Shackle is a two-person cooperative horror game for the Oculus Rift virtual reality system, in which players find themselves trapped on opposite sides of a haunted room. It was created by a team of nine undergraduates: Hayden Platt, Lauren Cunningham, Dara Diba, Ryan Connors, Jarrett van dan Bergh, Silivia Ordonez, Joey Schutz, Fangzheng Han, and Tommy Schutz.

Bad News, developed by graduate students Ben Samuel, James Ryan, and Adam Summerville, uses artificial intelligence to simulate the history of a fictional small town and combines gameplay with improvisational theater. The player must accomplish a task by interacting with townspeople in a live performance, with actors playing the townspeople and using the simulation to guide their improvisations.

Graduate student April Grow was a core member of the team that developed Threadsteading at Disney Research in Pittsburgh, where she was an intern. UCSC alumna Gillian Smith was also on the team, and Grow and Smith will both be representing the game at IndieCade. Threadsteading is a two-player game played entirely on a modified quilting machine, and each round of the game results in a permanent physical artifact: a quilt.

Although computation underlies the experience in all of these games, in several of them the players interact not with computer screens but with objects and people in the physical world. According to Jim Whitehead, professor of computational media, this is part of a growing trend known as “alternate controller” (alt.ctrl) games.

“As screens become ever more pervasive in our lives, designers and players are resonating more with games that are more embedded in the physical world,” Whitehead said. “In the case of Séance, the intent is to completely hide the fact that computation underlies the experience. Then using a live actor contributes tremendously to the sense of immersion created by the alternate controller devices used in the game.”

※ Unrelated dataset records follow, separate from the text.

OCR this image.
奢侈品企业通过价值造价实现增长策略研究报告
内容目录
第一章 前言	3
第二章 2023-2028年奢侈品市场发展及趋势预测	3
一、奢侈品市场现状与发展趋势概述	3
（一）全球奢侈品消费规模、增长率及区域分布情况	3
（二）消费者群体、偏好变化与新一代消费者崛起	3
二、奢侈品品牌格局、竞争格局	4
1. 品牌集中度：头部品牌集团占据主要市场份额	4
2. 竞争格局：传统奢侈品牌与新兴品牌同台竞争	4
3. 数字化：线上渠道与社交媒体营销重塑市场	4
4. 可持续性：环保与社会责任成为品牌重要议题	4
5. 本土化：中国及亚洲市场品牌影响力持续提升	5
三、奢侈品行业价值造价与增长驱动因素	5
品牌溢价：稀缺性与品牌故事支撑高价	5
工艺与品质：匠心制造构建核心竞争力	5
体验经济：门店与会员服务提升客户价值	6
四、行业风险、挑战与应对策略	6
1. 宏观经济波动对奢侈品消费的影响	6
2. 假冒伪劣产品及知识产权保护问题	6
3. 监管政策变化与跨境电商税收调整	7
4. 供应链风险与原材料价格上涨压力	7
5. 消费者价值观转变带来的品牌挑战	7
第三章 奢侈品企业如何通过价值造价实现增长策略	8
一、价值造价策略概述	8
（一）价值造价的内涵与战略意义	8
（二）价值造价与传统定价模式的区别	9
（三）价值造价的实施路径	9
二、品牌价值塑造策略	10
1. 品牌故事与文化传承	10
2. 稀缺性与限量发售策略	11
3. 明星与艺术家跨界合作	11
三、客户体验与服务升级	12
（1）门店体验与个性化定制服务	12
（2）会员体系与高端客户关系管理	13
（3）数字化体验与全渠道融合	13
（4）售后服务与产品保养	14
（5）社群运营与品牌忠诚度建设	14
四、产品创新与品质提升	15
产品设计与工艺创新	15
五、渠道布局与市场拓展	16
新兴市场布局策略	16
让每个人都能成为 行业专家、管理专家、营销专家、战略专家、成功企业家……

This is the sixth year in a row that games created by UC Santa Cruz students have been among the official nominees at IndieCade. The interactive fiction piece Ice-Bound, created by graduate students Aaron Reed and Jacob Garbe, won the Story/World Design Award at the 2014 IndieCade Festival.

Steam Greenlight

Ulama: Arena of the Gods was created by a team of graduate students in the Games and Playable Media master's program.

Ulama: Arena of the Gods was created by a team of graduate students in the Games and Playable Media master’s program. (Source: UCSC website)

Beyond IndieCade, student games from UC Santa Cruz are being recognized in other settings as well. Ulama: Arena of the Gods, created by a team of graduate students in the Games and Playable Media master’s program (Pedro Cori, Alexander Formoso, and Cong Liu), was “greenlit” by the Steam community in just 15 days. Steam Greenlight, part of Valve’s Steam digital distribution platform, is a way for users to help choose which games are added to the service. Earlier this year, the same team (Trainwreck Games) won a game design competition at the Electronics Entertainment Expo (E3).